Floyd Lowery was real, and the record is clear about him. Floyd Ardell Lowery, 1905 to 1982. A lifelong teetotaler who lived with his mother. In 1928, when Franklin Roosevelt spoke from the hotel veranda, it was Lowery who pressed his suit. The second-floor bar carries his name now — Floyd's Pub, named for a man who never took a drink.
The Windsor opened in 1892, a five-story Victorian pile built to draw wealthy Northerners south for the winter. Over the decades it kept a long ledger of real deaths. Two men fell down the elevator shaft in the early years and lived. A bank cashier killed himself in the lavatory in 1908. The head waiter, Lucius Frazier, was convicted in 1916 of killing a laundress named Lillie Lewis, served years on a chain gang, and went into an unmarked grave at Eastview Cemetery.

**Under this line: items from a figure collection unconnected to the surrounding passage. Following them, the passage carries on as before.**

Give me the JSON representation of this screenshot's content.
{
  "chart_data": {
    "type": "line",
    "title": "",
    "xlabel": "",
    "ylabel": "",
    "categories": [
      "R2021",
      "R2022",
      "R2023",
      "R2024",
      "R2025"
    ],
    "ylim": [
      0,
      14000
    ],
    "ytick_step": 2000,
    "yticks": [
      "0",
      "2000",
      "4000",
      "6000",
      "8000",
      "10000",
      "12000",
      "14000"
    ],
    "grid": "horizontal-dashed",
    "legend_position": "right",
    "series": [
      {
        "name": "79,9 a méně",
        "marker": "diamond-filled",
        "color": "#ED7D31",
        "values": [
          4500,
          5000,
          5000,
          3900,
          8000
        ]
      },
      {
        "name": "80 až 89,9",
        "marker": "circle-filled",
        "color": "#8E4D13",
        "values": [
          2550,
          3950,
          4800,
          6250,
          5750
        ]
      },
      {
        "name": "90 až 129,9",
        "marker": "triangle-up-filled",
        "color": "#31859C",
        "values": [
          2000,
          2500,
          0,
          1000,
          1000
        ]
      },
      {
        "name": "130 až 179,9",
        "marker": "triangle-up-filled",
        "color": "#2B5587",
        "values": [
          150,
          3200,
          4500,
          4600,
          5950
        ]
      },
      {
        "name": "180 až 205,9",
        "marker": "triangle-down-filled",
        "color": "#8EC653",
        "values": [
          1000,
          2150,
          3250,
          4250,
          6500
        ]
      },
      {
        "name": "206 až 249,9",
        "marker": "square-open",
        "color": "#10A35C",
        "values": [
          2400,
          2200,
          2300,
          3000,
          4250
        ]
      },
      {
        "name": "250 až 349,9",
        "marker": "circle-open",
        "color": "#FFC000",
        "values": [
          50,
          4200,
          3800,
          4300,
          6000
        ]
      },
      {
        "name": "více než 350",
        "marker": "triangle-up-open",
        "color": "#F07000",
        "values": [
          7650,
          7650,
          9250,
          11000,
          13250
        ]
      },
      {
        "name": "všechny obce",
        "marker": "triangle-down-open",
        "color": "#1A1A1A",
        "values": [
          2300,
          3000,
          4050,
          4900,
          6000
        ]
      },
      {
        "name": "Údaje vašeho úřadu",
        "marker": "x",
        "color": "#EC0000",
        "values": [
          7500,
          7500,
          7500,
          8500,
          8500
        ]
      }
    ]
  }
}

Then there's the story the ghost tours actually sell. The legend says a housekeeper named Emily Mae and her young daughter Emma fell three stories down an open elevator shaft in the early 1900s, pushed, the tellers say, by Emily's lover during an argument upstairs. Guests report a child's footsteps in the third-floor hallway, a woman in a long black dress in a third-floor mirror.
Here's the part the tours leave out. No document anywhere confirms that mother and child ever existed. A historian who combed the newspaper record found the real dead — named, dated — and not a trace of Emily Mae. As one researcher put it, ghost stories about marginalized people "are often based in, and perpetuate, stereotypes."
So the hotel sells a haunting no record supports. And the one ghost the record can almost vouch for is the bellman, still working the floor he never left.